If you own a farm for rearing horses, then you understand the value of these animals, not forgetting the fact that they are arguably some of the expensive farm animals around. This can be attributed to their majestic and noble nature as well as their strength that ensures loyal service for years. However, just like other farm animals, horses die at some point for one reason or another; therefore, they deserve compassion and dignity when that time comes. Cremation services offer the perfect opportunity for such treatment. However, when looking for a crematorium services, you must not just look at the service provider. You need to pay particular attention to other services that support the cremation process. Read on for insight into horse cremation.
Vast Selection of Horse Urns
Most, if not all, horse owners would want their dead horse to be cremated in private so that the remains do not mix with those of other animals. Since the remains have to be put in an urn, the cremation service provider must have a vast array of horse urns in their facility. The varying designs of horse urns allow clients to choose unique pieces. Some clients might want personalised horse urns rather than the standard ones provided by a cremation facility. For instance, a client might want an urn in the colour and form of their dead horse for remembrance purposes. Therefore, choose a crematorium that offers a wide variety of horse urns.
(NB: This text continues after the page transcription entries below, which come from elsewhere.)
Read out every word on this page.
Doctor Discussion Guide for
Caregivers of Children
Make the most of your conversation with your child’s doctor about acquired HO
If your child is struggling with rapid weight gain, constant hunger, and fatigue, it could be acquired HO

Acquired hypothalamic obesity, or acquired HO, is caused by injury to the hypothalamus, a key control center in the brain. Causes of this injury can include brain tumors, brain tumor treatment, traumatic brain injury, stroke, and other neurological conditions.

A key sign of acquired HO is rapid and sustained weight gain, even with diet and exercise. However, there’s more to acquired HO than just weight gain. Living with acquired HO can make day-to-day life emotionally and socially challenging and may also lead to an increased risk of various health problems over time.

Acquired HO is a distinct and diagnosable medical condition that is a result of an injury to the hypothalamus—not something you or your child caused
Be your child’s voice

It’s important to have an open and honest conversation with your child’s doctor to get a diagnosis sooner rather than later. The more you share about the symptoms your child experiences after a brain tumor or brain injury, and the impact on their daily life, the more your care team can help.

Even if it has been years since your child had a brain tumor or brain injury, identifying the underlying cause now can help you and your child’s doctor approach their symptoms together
If you made cremation arrangements before your horse was put down through euthanasia, then you need transport services to ensure your horse arrives at the cremation facility on time. Cremation facilities follow a strict schedule, and if you are not there on time, then you might have to postpone the process. It is for this reason that cremation services must provide scheduled pickup services — right after euthanasia — to take your horse to the crematorium. Scheduled pickup allows you to focus on euthanasia rather than on how to get your horse to the crematorium on time.
Loss Bereavement Support
If you have children that were fond of the horse, then be assured they will not take it easy. This is especially the case when they find out that the horse will be cremated into ashes. Therefore, you need a service provider you can rely on in as far as helping your children understand the goings-on as well as the reasons for cremation. If children understand the process, then it is highly unlikely that they will have a problem with grieving.